Postgresqlで`ON CONFLICT`を使ってupsertをする
PostgreSQLにおけるUPSERTは、ON CONFLICT
句を使用して実現できます。本記事では、UPSERTの基本からON CONFLICT
を使った具体的な使用例まで、段階を追って説明します。
1. UPSERTとは?
UPSERTは、「UPDATE」と「INSERT」を組み合わせた造語で、データベース操作において、指定した条件に基づき、既存のレコードを更新(UPDATE)するか、新しいレコードを挿入(INSERT)するかを自動的に判断して実行する操作を指します。これにより、複数のクエリを実行する必要がなくなり、処理の効率化とコードの簡潔化が図れます。
2. なぜUPSERTが必要か?
背景
データベースに新しいデータを挿入する際、既に同じキー(例えば主キーやユニーク制約が設定されているカラム)を持つレコードが存在する場合、単純なINSERT
文ではエラーが発生します。このような状況では、次のような対応が必要です
-
事前に存在確認を行う:
SELECT
文で既存のレコードを確認し、存在すればUPDATE
、存在しなければINSERT
する。 - トランザクションを使用する:複数のクエリをトランザクション内で実行し、一貫性を保つ。
しかし、これらの方法は手間がかかり、パフォーマンスにも影響を与える可能性があります。
解決する課題
UPSERT
を使用することで、以下の課題を解決できます
- クエリの簡素化:1つのクエリで挿入と更新を同時に処理。
-
パフォーマンス向上:不要な
SELECT
やトランザクションを回避。 - コードの可読性向上:より直感的なデータ操作が可能。
3. PostgreSQLにおけるUPSERTの実装方法
PostgreSQLでは、INSERT ... ON CONFLICT
構文を使用してUPSERTを実現します。
ステップ1:テーブルの作成
まず、サンプルとなるテーブルを作成します。ここでは、ユーザー情報を管理するusers
テーブルを考えます。
CREATE TABLE users (
id SERIAL PRIMARY KEY,
username VARCHAR(50) UNIQUE NOT NULL,
email VARCHAR(100),
created_at TIMESTAMP DEFAULT CURRENT_TIMESTAMP
);
-
id
:自動増分の主キー。 -
username
:ユニーク制約が設定されており、一意のユーザー名が必要。 -
email
:ユーザーのメールアドレス。 -
created_at
:レコード作成時のタイムスタンプ。
ステップ2:通常のINSERT文
新しいユーザーを挿入する際の通常のINSERT
文は以下の通りです。
INSERT INTO users (username, email) VALUES ('alice', 'alice@example.com');
ステップ3:UPSERTの実装(ON CONFLICTを使用)
既に存在するusername
に対して挿入を試みると、ユニーク制約によりエラーが発生します。この競合が発生した時にどうするかをON CONFLICT
を使って指定できます
例1:競合時に何もしない(DO NOTHING)
INSERT INTO users (username, email)
VALUES ('alice', 'alice_new@example.com')
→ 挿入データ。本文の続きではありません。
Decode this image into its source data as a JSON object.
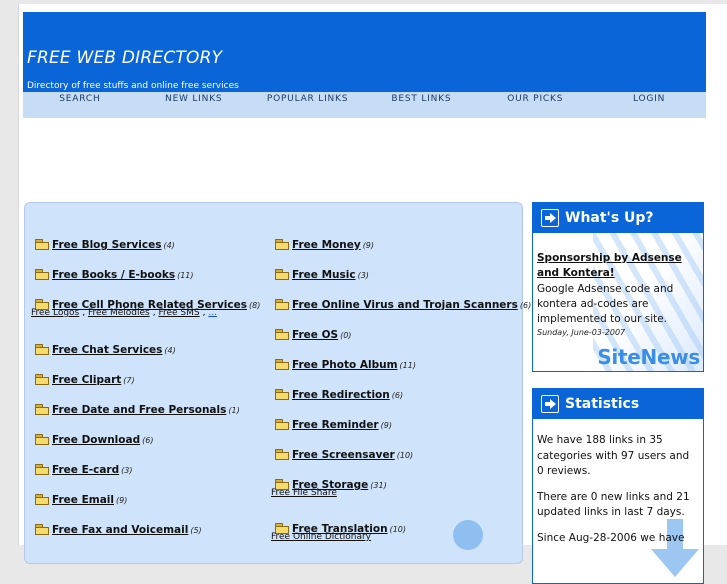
{
  "site": {
    "title": "FREE WEB DIRECTORY",
    "tagline": "Directory of free stuffs and online free services"
  },
  "nav": {
    "items": [
      "SEARCH",
      "NEW LINKS",
      "POPULAR LINKS",
      "BEST LINKS",
      "OUR PICKS",
      "LOGIN"
    ]
  },
  "categories": {
    "left": [
      {
        "name": "Free Blog Services",
        "count": "(4)"
      },
      {
        "name": "Free Books / E-books",
        "count": "(11)"
      },
      {
        "name": "Free Cell Phone Related Services",
        "count": "(8)",
        "subs": [
          "Free Logos",
          "Free Melodies",
          "Free SMS",
          "..."
        ]
      },
      {
        "name": "Free Chat Services",
        "count": "(4)"
      },
      {
        "name": "Free Clipart",
        "count": "(7)"
      },
      {
        "name": "Free Date and Free Personals",
        "count": "(1)"
      },
      {
        "name": "Free Download",
        "count": "(6)"
      },
      {
        "name": "Free E-card",
        "count": "(3)"
      },
      {
        "name": "Free Email",
        "count": "(9)"
      },
      {
        "name": "Free Fax and Voicemail",
        "count": "(5)"
      }
    ],
    "right": [
      {
        "name": "Free Money",
        "count": "(9)"
      },
      {
        "name": "Free Music",
        "count": "(3)"
      },
      {
        "name": "Free Online Virus and Trojan Scanners",
        "count": "(6)"
      },
      {
        "name": "Free OS",
        "count": "(0)"
      },
      {
        "name": "Free Photo Album",
        "count": "(11)"
      },
      {
        "name": "Free Redirection",
        "count": "(6)"
      },
      {
        "name": "Free Reminder",
        "count": "(9)"
      },
      {
        "name": "Free Screensaver",
        "count": "(10)"
      },
      {
        "name": "Free Storage",
        "count": "(31)",
        "subs": [
          "Free File Share"
        ]
      },
      {
        "name": "Free Translation",
        "count": "(10)",
        "subs": [
          "Free Online Dictionary"
        ]
      }
    ]
  },
  "whats_up": {
    "heading": "What's Up?",
    "news_title": "Sponsorship by Adsense and Kontera!",
    "news_text": "Google Adsense code and kontera ad-codes are implemented to our site.",
    "news_date": "Sunday, June-03-2007",
    "logo_text": "SiteNews"
  },
  "statistics": {
    "heading": "Statistics",
    "p1": "We have 188 links in 35 categories with 97 users and 0 reviews.",
    "p2": "There are 0 new links and 21 updated links in last 7 days.",
    "p3": "Since Aug-28-2006 we have"
  },
  "colors": {
    "header_blue": "#0a66d8",
    "nav_bg": "#c7ddf5",
    "panel_bg": "#cfe3fa"
  }
}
ON CONFLICT (username) DO NOTHING;
-
username
が既に存在する場合、挿入をスキップし、何も行いません。
例2:競合時に既存のレコードを更新(DO UPDATE)
INSERT INTO users (username, email)
VALUES ('alice', 'alice_new@example.com')
ON CONFLICT (username)
DO UPDATE SET email = EXCLUDED.email, created_at = CURRENT_TIMESTAMP;
-
username
が既に存在する場合、email
を新しい値に更新し、created_at
を現在のタイムスタンプに更新します。 -
EXCLUDED
は、挿入しようとした新しい値を参照しています
4. まとめ
UPSERT
を活用することで、データの挿入と更新を効率的に行うことが可能になります。特に、ユニーク制約が存在するカラムに対してデータを挿入する際に、既存のレコードを自動的に更新する必要がある場合に非常に有用です。PostgresqlではON CONFLICT
句を使用することで実現でき、データベース操作のパフォーマンスとコードの可読性を向上させることができます。
ポイントのまとめ:
-
ON CONFLICT:競合(ユニーク制約違反)が発生した場合の処理を指定。
-
DO NOTHING
:何もせずにスキップ。 -
DO UPDATE
:既存のレコードを更新。
-
- EXCLUDED:挿入しようとした新しい値を参照するキーワード。